Frise-se que o "Mancha" era ex-menino de rua. Em 1993, escapou da célebre "Chacina da Candelária", quando oito menores que dormiam naquela praça do centro do Rio foram executados por PMs. Nos sete anos que se passaram, depois desse vergonhoso fato, que chocou o mundo, sua vida mudou apenas para pior. Ninguém o socorreu, o instruiu ou o orientou. O menino cresceu. Do vício de cheirar cola, passou a usar drogas mais pesadas: maconha, crack, cocaína ou sabe-se lá mais o quê. Sem profissão, e sem dinheiro, portanto, para comprar os entorpecentes que lhe satisfizessem o vício, começou a praticar assaltos. Primeiro, pequenos furtos. Depois... Dá para imaginar sua escalada. E teve o fim o mais previsível possível.

Aliás, desde a chacina de 1993, 43 meninos e meninas, dos 72 que viviam na Candelária, já foram assassinados, conforme informou a Organização Não Governamental "Centro Brasileiro de Defesa dos Direitos das Crianças e Adolescentes", em matéria publicada pelo jornal Folha de São Paulo, no dia 18 passado. Pior, dos sobreviventes, só dois têm ocupação. E não se trata de nenhuma profissão especial. Um, trabalha como "auxiliar de serviços gerais", eufemismo de "biscateiro", e não deve receber mais do que um mísero salário mínimo por mês.
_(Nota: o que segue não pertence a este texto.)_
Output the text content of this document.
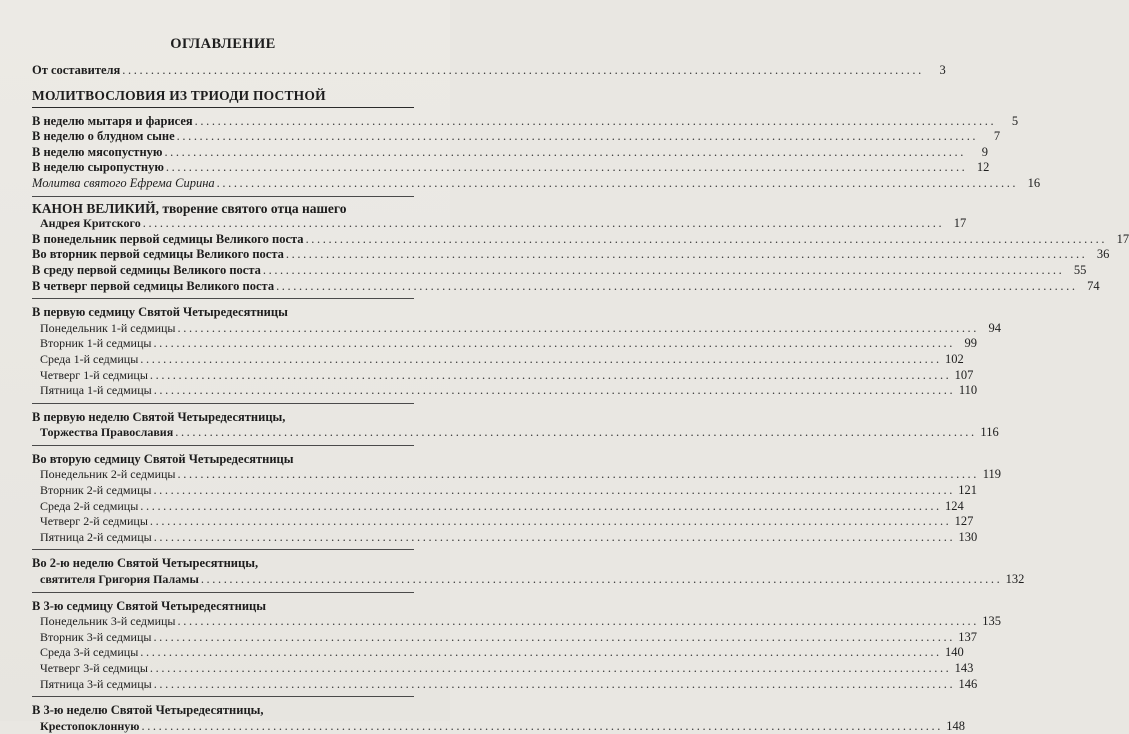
ОГЛАВЛЕНИЕ
От составителя ............................................................................................................................................	3
МОЛИТВОСЛОВИЯ ИЗ ТРИОДИ ПОСТНОЙ
В неделю мытаря и фарисея ............................................................................................................................................	5
В неделю о блудном сыне ............................................................................................................................................	7
В неделю мясопустную ............................................................................................................................................	9
В неделю сыропустную ............................................................................................................................................ 12
Молитва святого Ефрема Сирина ............................................................................................................................................ 16
КАНОН ВЕЛИКИЙ, творение святого отца нашего
Андрея Критского ............................................................................................................................................ 17
В понедельник первой седмицы Великого поста ............................................................................................................................................ 17
Во вторник первой седмицы Великого поста ............................................................................................................................................ 36
В среду первой седмицы Великого поста ............................................................................................................................................ 55
В четверг первой седмицы Великого поста ............................................................................................................................................ 74
В первую седмицу Святой Четыредесятницы
Понедельник 1-й седмицы ............................................................................................................................................ 94
Вторник 1-й седмицы ............................................................................................................................................ 99
Среда 1-й седмицы ............................................................................................................................................ 102
Четверг 1-й седмицы ............................................................................................................................................ 107
Пятница 1-й седмицы ............................................................................................................................................ 110
В первую неделю Святой Четыредесятницы,
Торжества Православия ............................................................................................................................................ 116
Во вторую седмицу Святой Четыредесятницы
Понедельник 2-й седмицы ............................................................................................................................................ 119
Вторник 2-й седмицы ............................................................................................................................................ 121
Среда 2-й седмицы ............................................................................................................................................ 124
Четверг 2-й седмицы ............................................................................................................................................ 127
Пятница 2-й седмицы ............................................................................................................................................ 130
Во 2-ю неделю Святой Четыресятницы,
святителя Григория Паламы ............................................................................................................................................ 132
В 3-ю седмицу Святой Четыредесятницы
Понедельник 3-й седмицы ............................................................................................................................................ 135
Вторник 3-й седмицы ............................................................................................................................................ 137
Среда 3-й седмицы ............................................................................................................................................ 140
Четверг 3-й седмицы ............................................................................................................................................ 143
Пятница 3-й седмицы ............................................................................................................................................ 146
В 3-ю неделю Святой Четыредесятницы,
Крестопоклонную ............................................................................................................................................ 148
O outro, é pagodeiro... Portanto, por omissão das autoridades, e da própria sociedade, que tanto clama por segurança, dezenas de potenciais novos "Sandros" estão sendo engendrados neste instante nas ruas do Rio de Janeiro, São Paulo, Campinas, Porto Alegre, Belo Horizonte, etc., sem que nada se faça para deter essa "fábrica de monstros". E a qualquer momento, num ônibus, no trânsito, em alguma casa comercial, na residência de alguém ou em algum cinema, podem "explodir", como bombas humanas, fazendo sabe-se Deus quantas vítimas. Essa é a maior lição (e que sirva de alerta para todos) que o incidente do Jardim Botânico deixa para todos nós.

(Editorial da Folha do Taquaral de 30 de junho de 2000).